Walter Johnson

Raised in the US South, my childhood was immersed in sports. Over time, my passion evolved into a mission to share overlooked tales from the sports world. I created Daily Dose of Sports to highlight stories of perseverance, legends, and unsung heroes. Today, I'm not just a sports enthusiast - I'm a storyteller. Read more about me here.

Walter Perry Johnson may be the greatest right handed pitcher ever to play major league baseball.

Born in Humboldt, Kansas on November 6, 1887, he lived on a farm until moving to Olinda, California, a small oil boomtown in Orange County.  He played baseball at Fullerton Union High School and later moved to Idaho, where he worked for a telephone company while pitching in the Idaho State League.  There he was spotted by a scout from the Washington Senators and signed to play in the big leagues at the age of 19.  He made his debut in 1907 and pitched for the Senators, the only team he would ever play for, for the next two decades.  He was 5-9 with an ERA of 1.88 in his first year and won 25 games in his fourth season in the league, at age 22.  He won at least 20 games in each of the next ten seasons and averaged 26 wins a year.  He twice won over 30 games and in 1913 fashioned an incredible record of 36-7 with an ERA of 1.14 and a winning percentage of .837.  He threw 346 innings and had 29 complete games for a team that spent only seven days in first place all season.

“The Big Train” threw harder than pitcher who had ever played in the major leagues and his sidearm motion was especially difficult for right-handed batters.  He added a curveball to his repertoire in his 7th year in the league and became even more unhittable.  He struck out 3,508 batters in his career, a record that lasted for 55 years.  Only two of his pre-World War II contemporaries finished within 1,000 strikeouts of that total, including Cy Young, who finished 705 strikeouts behind.  He won 417 games during his career, second only to Cy Young on the all-time list and he and Young are the only pitchers in baseball history to win 400 games.  He had twelve 20-win seasons in his 21 year career and threw 110 shutouts, which is still the major league record.  He led the AL in wins six times, had the lowest ERA five times and led the league in strikeouts a dozen times.  Johnson won pitching’s Triple Crown [wins, strikeouts, ERA] and threw a no hitter on July 1, 1920.  He threw 531 complete games, fourth on the all-time list.  He pitched 55.2 consecutive scoreless innings in his amazing 1913 season, still the AL record and threw 40 consecutive scoreless innings in May of 1918, making him the only pitcher in MLB history with two such 40-plus innings streaks.

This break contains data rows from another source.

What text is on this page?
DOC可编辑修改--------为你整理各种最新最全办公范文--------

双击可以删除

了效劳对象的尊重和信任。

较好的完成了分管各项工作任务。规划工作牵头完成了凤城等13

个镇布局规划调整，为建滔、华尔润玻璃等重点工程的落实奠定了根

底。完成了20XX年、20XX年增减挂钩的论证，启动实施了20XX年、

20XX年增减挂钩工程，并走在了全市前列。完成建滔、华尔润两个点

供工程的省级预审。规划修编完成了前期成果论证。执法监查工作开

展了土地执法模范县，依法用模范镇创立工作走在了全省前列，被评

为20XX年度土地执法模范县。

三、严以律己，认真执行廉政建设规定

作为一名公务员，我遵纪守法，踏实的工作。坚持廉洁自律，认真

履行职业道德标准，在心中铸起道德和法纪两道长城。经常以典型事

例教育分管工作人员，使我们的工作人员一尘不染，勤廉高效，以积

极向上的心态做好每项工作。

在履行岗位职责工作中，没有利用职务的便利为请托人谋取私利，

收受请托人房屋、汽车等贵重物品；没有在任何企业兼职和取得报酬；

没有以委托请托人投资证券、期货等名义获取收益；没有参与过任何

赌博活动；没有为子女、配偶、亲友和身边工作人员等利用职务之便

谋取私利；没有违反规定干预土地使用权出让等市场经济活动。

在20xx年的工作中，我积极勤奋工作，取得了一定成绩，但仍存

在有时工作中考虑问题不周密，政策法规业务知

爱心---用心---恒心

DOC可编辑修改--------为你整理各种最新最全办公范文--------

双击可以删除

Mr. Johnson was voted AL MVP in 1913 and 1924.  The latter came in his 18th year in the league, a season in which he won his only World Series championship. Fittingly, “Barney” was the hero as he pitched the final four innings in scoreless relief to allow the Senators to win in the 12th inning of Game 7.  He pitched three games in four days against the New York Highlanders in September of 2008 and shut them out each time and had four three-pitch innings in his career, an MLB record and was the first AL pitcher to strike out four batters in one inning.

Walter Johnson was elected to Major League Baseball’s All-Century Team in 1999.  That same year, The Sporting News ranked him number 4 on its list of Baseball’s 100 Greatest Players and the highest-ranked pitcher.  He was elected into the Baseball Hall of Fame’s inaugural class in 1936 on the first ballot, one of the “Immortal Five” with Babe Ruth, Ty Cobb, Honus Wagner and Christy Mathewson.

On this date in 1907, Walter Johnson earned his first major league win, a 7-2 victory over the Cleveland Indians.